Sie fühlte sich in ihrem Plastikmantel unwohl, aber es war das einzige Kleidungsstück, das den dichten Regen, der seit heute Morgen aus allen Wolken fiel, abhielt.

Ihre Kapuze hatte sie nach hinten geschlagen und den Reißverschluss geöffnet, so dass sie zumindest das Gefühl hatte, ein wenig mehr Luft zu bekommen.
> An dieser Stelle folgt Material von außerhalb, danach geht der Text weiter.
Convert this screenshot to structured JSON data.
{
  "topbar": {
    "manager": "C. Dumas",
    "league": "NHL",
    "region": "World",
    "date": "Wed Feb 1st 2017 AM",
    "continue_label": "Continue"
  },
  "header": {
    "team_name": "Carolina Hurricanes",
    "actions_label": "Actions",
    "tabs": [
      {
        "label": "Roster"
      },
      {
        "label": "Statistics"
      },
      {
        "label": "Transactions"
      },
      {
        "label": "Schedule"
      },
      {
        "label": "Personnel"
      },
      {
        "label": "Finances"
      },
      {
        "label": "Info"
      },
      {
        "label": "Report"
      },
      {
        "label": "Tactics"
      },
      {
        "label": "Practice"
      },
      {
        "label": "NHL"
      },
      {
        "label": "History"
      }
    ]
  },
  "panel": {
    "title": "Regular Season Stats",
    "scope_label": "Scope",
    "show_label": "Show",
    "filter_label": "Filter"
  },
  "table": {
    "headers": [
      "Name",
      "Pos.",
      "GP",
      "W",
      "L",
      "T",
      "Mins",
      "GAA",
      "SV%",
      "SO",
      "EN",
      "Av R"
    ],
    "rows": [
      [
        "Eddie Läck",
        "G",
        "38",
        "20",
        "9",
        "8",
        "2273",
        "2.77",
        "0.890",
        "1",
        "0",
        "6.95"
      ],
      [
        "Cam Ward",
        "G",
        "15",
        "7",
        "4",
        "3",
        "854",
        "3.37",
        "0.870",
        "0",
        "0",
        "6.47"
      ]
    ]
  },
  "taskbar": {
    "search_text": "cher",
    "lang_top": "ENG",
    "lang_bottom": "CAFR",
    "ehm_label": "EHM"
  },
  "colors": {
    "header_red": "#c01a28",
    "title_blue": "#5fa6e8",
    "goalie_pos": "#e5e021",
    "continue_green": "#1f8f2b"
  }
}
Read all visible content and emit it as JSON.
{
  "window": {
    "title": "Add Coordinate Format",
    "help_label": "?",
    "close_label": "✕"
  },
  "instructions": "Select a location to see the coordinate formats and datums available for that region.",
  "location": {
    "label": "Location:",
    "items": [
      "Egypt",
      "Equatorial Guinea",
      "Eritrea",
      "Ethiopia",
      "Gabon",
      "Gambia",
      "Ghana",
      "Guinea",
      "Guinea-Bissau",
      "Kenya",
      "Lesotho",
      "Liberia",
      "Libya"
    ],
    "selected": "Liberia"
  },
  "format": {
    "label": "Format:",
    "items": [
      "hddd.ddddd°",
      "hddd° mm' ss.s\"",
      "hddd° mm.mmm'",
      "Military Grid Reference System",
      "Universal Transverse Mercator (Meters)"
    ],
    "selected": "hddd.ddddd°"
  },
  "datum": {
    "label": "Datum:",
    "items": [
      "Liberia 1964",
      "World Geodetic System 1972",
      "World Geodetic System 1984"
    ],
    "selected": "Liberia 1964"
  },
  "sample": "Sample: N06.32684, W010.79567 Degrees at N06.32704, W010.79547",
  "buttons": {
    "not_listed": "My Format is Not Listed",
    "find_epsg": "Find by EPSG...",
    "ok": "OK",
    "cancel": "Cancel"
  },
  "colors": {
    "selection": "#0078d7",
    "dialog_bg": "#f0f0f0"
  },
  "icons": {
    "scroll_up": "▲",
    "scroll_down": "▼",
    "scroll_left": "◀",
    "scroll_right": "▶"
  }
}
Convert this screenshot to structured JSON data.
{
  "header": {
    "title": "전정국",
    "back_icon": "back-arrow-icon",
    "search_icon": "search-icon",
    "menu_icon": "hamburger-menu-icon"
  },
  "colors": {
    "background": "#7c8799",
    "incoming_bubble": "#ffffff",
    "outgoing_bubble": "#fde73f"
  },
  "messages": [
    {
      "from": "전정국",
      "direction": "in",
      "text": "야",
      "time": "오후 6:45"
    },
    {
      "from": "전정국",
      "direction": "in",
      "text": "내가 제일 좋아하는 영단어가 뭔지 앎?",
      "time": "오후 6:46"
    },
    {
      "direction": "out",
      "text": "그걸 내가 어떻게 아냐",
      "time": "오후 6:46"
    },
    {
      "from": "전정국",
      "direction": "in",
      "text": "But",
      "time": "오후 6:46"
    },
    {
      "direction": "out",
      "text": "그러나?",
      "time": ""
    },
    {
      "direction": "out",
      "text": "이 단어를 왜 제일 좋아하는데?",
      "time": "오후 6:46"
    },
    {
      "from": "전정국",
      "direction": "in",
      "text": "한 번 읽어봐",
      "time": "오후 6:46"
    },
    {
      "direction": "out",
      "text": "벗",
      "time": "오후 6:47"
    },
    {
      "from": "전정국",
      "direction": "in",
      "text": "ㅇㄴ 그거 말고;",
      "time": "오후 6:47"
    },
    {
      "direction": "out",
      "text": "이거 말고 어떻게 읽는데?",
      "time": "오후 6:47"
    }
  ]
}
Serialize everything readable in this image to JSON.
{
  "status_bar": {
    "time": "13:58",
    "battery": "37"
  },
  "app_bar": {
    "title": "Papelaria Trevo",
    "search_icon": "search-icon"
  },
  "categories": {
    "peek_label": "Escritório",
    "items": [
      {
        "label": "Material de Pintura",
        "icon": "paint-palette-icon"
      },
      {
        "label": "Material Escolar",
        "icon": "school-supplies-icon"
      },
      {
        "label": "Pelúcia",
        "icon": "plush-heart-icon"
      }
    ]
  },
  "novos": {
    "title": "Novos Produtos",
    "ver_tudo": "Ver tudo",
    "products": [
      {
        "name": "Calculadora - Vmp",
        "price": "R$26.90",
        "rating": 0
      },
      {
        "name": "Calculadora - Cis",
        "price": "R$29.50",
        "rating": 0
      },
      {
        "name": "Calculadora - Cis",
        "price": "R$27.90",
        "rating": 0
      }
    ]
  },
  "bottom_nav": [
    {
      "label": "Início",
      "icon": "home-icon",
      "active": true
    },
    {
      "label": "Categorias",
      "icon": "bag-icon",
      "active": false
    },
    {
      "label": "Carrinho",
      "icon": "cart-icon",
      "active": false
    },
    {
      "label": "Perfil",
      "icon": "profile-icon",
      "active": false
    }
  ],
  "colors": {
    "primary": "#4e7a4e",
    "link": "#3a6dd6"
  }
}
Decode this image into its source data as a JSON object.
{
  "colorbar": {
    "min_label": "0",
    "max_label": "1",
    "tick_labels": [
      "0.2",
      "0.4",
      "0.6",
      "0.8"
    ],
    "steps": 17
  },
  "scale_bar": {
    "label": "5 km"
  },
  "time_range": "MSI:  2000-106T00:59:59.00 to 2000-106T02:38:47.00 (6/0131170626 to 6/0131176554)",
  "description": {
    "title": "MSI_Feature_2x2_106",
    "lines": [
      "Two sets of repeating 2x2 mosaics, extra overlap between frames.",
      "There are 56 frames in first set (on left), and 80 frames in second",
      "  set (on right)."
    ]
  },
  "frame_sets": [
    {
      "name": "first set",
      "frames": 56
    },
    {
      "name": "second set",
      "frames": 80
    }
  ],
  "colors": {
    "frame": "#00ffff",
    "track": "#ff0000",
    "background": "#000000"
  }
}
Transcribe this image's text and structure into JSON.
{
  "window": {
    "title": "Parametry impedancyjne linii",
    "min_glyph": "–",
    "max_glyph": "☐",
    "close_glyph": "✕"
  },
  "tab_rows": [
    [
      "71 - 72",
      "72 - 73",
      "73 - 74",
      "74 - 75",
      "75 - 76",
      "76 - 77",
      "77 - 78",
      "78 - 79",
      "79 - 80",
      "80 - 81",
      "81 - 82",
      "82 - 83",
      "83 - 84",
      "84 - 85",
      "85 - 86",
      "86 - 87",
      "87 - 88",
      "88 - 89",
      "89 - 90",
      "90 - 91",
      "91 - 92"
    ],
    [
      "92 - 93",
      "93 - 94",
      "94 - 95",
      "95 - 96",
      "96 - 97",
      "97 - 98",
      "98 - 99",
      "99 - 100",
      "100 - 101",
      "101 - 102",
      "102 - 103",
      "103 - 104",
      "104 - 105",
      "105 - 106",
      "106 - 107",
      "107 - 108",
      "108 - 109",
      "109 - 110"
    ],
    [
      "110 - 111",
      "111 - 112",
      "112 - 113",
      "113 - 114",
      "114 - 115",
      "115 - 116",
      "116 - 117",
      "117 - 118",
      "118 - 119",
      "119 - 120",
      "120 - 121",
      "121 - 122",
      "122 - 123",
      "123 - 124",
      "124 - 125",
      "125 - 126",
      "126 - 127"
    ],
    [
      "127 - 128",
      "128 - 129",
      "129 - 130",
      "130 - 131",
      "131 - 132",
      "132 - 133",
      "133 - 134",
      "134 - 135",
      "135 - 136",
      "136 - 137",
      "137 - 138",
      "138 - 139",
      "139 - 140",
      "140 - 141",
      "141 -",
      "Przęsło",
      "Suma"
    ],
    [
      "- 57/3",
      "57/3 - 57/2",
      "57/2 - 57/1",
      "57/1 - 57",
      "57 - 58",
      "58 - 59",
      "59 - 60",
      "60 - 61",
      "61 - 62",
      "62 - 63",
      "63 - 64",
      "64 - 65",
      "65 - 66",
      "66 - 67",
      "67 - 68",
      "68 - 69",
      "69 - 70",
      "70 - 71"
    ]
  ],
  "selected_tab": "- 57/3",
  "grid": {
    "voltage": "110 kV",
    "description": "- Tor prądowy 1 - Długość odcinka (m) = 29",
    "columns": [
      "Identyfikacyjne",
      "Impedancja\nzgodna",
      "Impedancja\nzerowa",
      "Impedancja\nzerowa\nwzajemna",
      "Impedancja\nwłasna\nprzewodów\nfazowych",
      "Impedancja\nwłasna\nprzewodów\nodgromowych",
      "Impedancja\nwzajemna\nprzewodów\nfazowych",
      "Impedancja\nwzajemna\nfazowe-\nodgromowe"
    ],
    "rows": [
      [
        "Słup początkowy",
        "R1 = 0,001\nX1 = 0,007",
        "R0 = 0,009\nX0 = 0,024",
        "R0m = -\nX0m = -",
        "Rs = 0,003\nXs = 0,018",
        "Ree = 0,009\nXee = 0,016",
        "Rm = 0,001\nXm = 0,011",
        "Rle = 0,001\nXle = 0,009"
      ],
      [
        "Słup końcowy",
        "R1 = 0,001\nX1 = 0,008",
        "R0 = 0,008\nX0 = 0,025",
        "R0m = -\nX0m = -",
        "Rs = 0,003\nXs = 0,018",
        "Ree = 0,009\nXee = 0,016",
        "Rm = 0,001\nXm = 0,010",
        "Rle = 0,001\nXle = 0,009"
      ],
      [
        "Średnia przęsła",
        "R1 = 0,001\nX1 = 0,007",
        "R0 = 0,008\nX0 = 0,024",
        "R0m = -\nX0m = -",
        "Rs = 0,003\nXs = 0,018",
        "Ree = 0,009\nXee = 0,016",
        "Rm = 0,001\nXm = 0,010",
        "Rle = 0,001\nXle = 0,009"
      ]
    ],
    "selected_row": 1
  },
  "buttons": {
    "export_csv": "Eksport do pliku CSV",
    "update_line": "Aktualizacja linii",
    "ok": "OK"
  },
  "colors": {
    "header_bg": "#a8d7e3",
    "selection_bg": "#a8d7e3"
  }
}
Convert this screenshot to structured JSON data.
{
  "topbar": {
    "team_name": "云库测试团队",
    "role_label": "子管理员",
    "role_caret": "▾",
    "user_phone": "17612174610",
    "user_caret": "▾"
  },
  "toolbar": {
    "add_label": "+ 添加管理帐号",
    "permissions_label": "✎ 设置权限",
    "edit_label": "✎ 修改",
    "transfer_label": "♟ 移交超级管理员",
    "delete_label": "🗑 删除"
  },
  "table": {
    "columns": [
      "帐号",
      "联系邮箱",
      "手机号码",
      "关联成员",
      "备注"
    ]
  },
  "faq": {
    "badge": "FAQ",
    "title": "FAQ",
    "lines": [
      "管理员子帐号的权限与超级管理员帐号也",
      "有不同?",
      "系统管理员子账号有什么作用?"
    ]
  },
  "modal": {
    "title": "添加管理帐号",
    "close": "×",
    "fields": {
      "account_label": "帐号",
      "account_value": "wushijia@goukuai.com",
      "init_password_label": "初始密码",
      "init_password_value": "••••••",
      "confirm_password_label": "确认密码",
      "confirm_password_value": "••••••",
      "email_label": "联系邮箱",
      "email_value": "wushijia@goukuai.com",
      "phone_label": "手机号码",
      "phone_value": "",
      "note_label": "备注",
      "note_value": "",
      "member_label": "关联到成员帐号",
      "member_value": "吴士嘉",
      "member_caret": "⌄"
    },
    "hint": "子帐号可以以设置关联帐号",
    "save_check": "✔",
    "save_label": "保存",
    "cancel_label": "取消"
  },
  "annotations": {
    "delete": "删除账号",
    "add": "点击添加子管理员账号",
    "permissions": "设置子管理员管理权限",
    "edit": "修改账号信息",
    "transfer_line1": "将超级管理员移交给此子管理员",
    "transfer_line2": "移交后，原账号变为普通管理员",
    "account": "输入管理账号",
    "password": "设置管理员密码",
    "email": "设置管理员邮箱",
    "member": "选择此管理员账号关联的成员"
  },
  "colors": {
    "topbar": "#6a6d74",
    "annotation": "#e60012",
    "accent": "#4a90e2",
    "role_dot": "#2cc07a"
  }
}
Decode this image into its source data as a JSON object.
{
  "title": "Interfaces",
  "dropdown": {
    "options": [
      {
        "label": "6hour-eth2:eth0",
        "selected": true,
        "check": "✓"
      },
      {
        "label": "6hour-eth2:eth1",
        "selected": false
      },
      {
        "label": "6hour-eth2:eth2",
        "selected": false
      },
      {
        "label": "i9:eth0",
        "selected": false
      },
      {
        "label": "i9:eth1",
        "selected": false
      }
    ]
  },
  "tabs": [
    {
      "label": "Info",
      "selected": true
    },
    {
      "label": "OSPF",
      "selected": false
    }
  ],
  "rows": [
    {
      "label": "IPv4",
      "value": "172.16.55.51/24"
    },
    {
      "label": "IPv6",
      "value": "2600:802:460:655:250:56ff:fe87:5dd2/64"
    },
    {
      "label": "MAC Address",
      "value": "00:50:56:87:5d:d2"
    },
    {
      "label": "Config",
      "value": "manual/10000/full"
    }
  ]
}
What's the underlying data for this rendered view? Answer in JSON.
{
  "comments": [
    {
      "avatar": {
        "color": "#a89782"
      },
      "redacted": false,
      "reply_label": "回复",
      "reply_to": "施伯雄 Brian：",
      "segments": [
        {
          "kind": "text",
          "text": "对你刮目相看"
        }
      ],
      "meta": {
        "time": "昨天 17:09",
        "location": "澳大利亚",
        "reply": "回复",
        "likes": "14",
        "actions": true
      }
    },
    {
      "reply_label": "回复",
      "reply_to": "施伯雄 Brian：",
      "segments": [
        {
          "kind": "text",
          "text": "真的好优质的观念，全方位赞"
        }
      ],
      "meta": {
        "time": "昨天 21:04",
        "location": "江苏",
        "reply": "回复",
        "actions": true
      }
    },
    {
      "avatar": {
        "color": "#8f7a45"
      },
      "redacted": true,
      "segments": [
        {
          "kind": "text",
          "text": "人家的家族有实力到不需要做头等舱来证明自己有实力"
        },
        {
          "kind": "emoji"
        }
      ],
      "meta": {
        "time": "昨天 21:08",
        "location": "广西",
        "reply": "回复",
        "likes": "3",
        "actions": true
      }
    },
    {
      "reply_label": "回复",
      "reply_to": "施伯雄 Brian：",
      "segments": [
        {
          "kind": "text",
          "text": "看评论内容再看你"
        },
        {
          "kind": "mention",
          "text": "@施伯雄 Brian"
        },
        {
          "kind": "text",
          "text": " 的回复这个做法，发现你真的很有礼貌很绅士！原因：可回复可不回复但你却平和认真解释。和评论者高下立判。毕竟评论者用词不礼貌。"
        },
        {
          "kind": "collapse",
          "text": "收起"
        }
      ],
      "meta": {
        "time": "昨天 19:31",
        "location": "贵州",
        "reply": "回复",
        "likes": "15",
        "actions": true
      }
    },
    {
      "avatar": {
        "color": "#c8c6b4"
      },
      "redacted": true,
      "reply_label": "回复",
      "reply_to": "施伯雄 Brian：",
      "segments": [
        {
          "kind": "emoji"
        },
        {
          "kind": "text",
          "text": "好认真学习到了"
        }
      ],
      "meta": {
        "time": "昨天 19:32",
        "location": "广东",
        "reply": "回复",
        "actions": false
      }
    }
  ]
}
Die ging ihr in letzter Zeit immer öfter einfach aus.

Die Schlange der Wartenden schob sich mühsam voran.

Mehr, dass sie es sah, spürte sie die unmittelbare Nähe der hinter ihr Drängenden. Wie sie das hasste! Nahezu Tuchfühlung hielt der Mann hinter ihr, ein kleiner Dicker, den hatte sie hier noch nie zuvor gesehen.....

(Auszug) - Die ganze Geschichte findet sich in der Anthologie "Literaturwüste City Nord"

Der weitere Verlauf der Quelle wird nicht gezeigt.